Western Arkansas Educational Service Cooperative
Deputy Elias Russell

Stories of hidden treasure abound in the mountains of Arkansas and every town has variations of tales surrounding buried Spanish, Native American and Civil War treasures. One of the more lasting tales involves the Lost Spanish Mine found in Franklin county, just north of Turner Bend.

The most popular story surrounding the lost gold involves a group of Spanish explorers traveling up the Arkansas River and north on the Mulberry River in a galleon loaded with gold taken from the Native Americans. Stranded in the area, they chose to hide the treasure underground in the soft sandstone of a bluff on the north side of the river. The site had a large marker rock on top of the bluff and numerous Native American pictographs painted on the bluff walls. Once hidden and bobby trapped, the entrance was closed in and the Spaniards and accompanying Native Americans scattering to the four winds.
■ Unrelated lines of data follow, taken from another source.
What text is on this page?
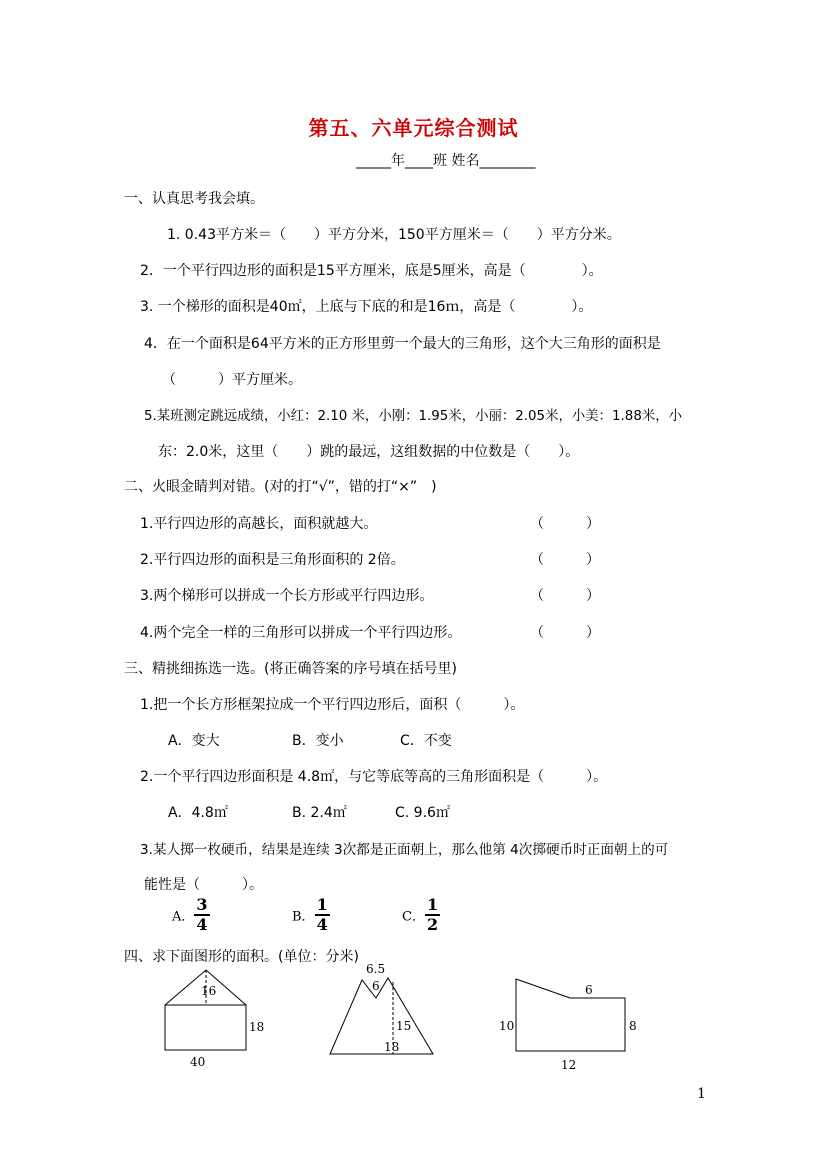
第五、六单元综合测试
_____年____班 姓名________
一、认真思考我会填。
1. 0.43平方米＝（　　）平方分米，150平方厘米＝（　　）平方分米。
2．一个平行四边形的面积是15平方厘米，底是5厘米，高是（　　　　）。
3. 一个梯形的面积是40㎡，上底与下底的和是16ｍ，高是（　　　　）。
4．在一个面积是64平方米的正方形里剪一个最大的三角形，这个大三角形的面积是
（　　　）平方厘米。
5.某班测定跳远成绩，小红：2.10 米，小刚：1.95米，小丽：2.05米，小美：1.88米，小
东：2.0米，这里（　　）跳的最远，这组数据的中位数是（　　）。
二、火眼金睛判对错。(对的打“√”，错的打“×”　)
1.平行四边形的高越长，面积就越大。	（　　　）
2.平行四边形的面积是三角形面积的 2倍。	（　　　）
3.两个梯形可以拼成一个长方形或平行四边形。	（　　　）
4.两个完全一样的三角形可以拼成一个平行四边形。	（　　　）
三、精挑细拣选一选。(将正确答案的序号填在括号里)
1.把一个长方形框架拉成一个平行四边形后，面积（　　　）。
A．变大	B．变小	C．不变
2.一个平行四边形面积是 4.8㎡，与它等底等高的三角形面积是（　　　）。
A．4.8㎡	B. 2.4㎡	C. 9.6㎡
3.某人掷一枚硬币，结果是连续 3次都是正面朝上，那么他第 4次掷硬币时正面朝上的可
能性是（　　　）。
A． $\frac{3}{4}$	B． $\frac{1}{4}$	C． $\frac{1}{2}$
四、求下面图形的面积。(单位：分米)
16
18
40
6.5
6
15
18
6
10	8
12
1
Later, visitors from Mexico visited the site, searching for the gold but were unable to find the exact site. The stories of their search were repeated throughout the region. In the early 1900s, Dr. Tobe Hill of Mulberry explored the area and discovered a strange red bluff of soft sandstone near Cass. Closer examination revealed numerous pictographs drawn on the cliff walls. He quickly bought the land from George Turner for the sum of $750. Convinced the pictographs held the key to the location, he traveled west to get help interpreting the signs. A Puebloan by the name of Mexican Charley was enlisted to interpret the signs and serve as mine foreman.
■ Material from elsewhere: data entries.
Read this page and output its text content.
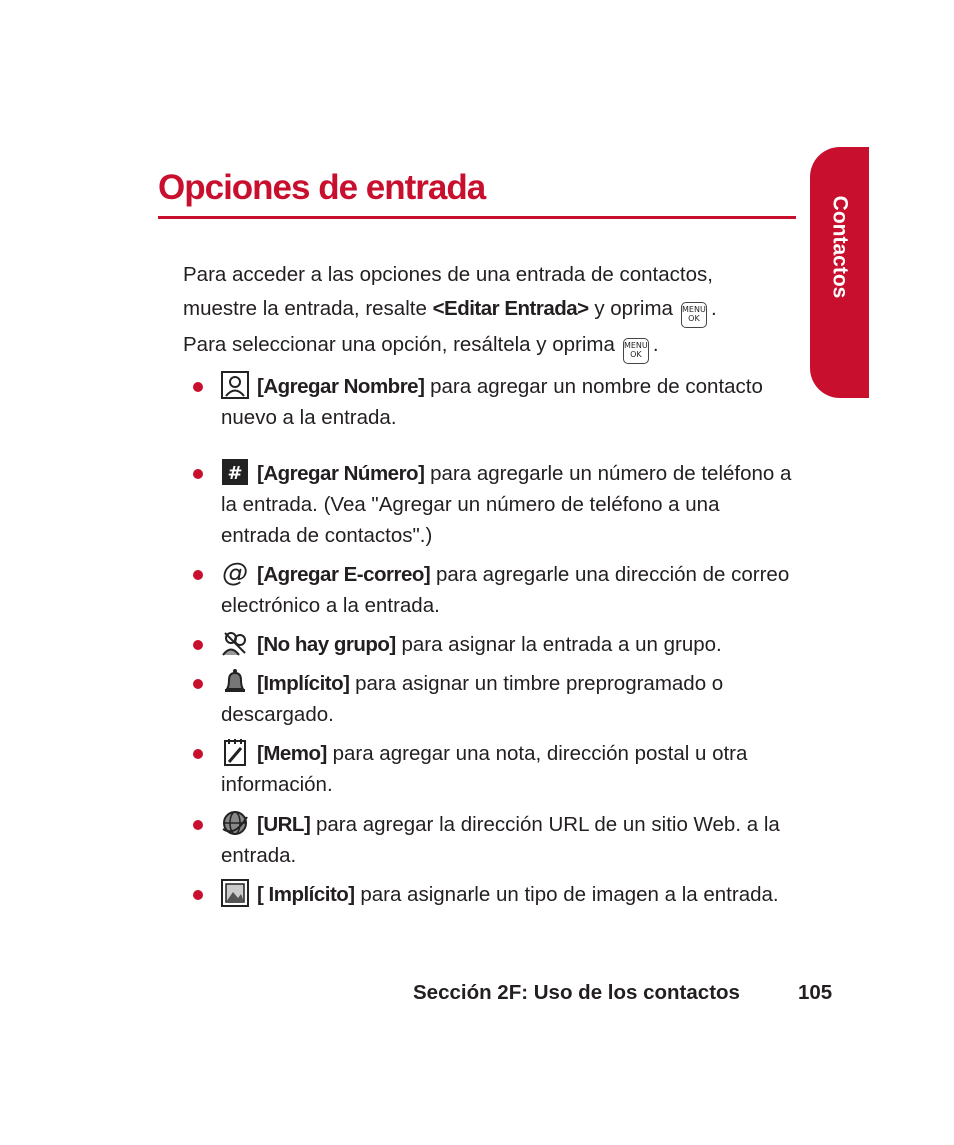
Opciones de entrada
Contactos
Para acceder a las opciones de una entrada de contactos,
muestre la entrada, resalte <Editar Entrada> y oprima MENU
OK .
Para seleccionar una opción, resáltela y oprima MENU
OK .
[Agregar Nombre] para agregar un nombre de contacto nuevo a la entrada.
# [Agregar Número] para agregarle un número de teléfono a la entrada. (Vea "Agregar un número de teléfono a una entrada de contactos".)
@ [Agregar E-correo] para agregarle una dirección de correo electrónico a la entrada.
[No hay grupo] para asignar la entrada a un grupo.
[Implícito] para asignar un timbre preprogramado o descargado.
[Memo] para agregar una nota, dirección postal u otra información.
[URL] para agregar la dirección URL de un sitio Web. a la entrada.
[ Implícito] para asignarle un tipo de imagen a la entrada.
Sección 2F: Uso de los contactos	105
Hill invested a large amount of his own money into the venture, but he also sold at least 232 shares of Lonquil Mining Co. stock at rates from $25 to $100 per share. Large crowds gathered to watch as Dr. Hill began excavation. So many showed up, Hill became worried and hired men with guns to keep the crowd back. After a few days, the crowd became disgruntled and angry. Mexican Charley was threatened and eventually had to be saved from hanging by Deputy Elias Russell. He quickly departed the area but Dr. Hill continued the search. Eventually, more than a half-dozen tunnels were dug back into the cliff. Small amounts of gold were discovered — skeptics believed they were seeded to keep the operation going. Arkansas passed the blue sky law to protect future investors from fraud in 1917, but Hill continued mining at his own expense. He died in 1926, still convinced that the treasure existed. He had invested as much as $100,000 in the process.

The site is located in a cove just north of the Mulberry River and is privately owned. Large cliffs featuring talus slopes and overhanging ridges break up the perpendicular cliffs. The sandstone face of the cliff wall is covered by ancient graffiti and is interlaced with tunnels. Seven of the tunnels are large enough for donkey drawn carts to enter and exit. Many of the tunnels are filled with muddy and deep waters. While few visit, locals still discuss the hidden treasure they are sure exists.

Though many search the area for riches, the River Valley’s true treasure is not the things that can be bought or sold. Our treasure is our people, our culture and the wonderful mountains and valleys we inhabit.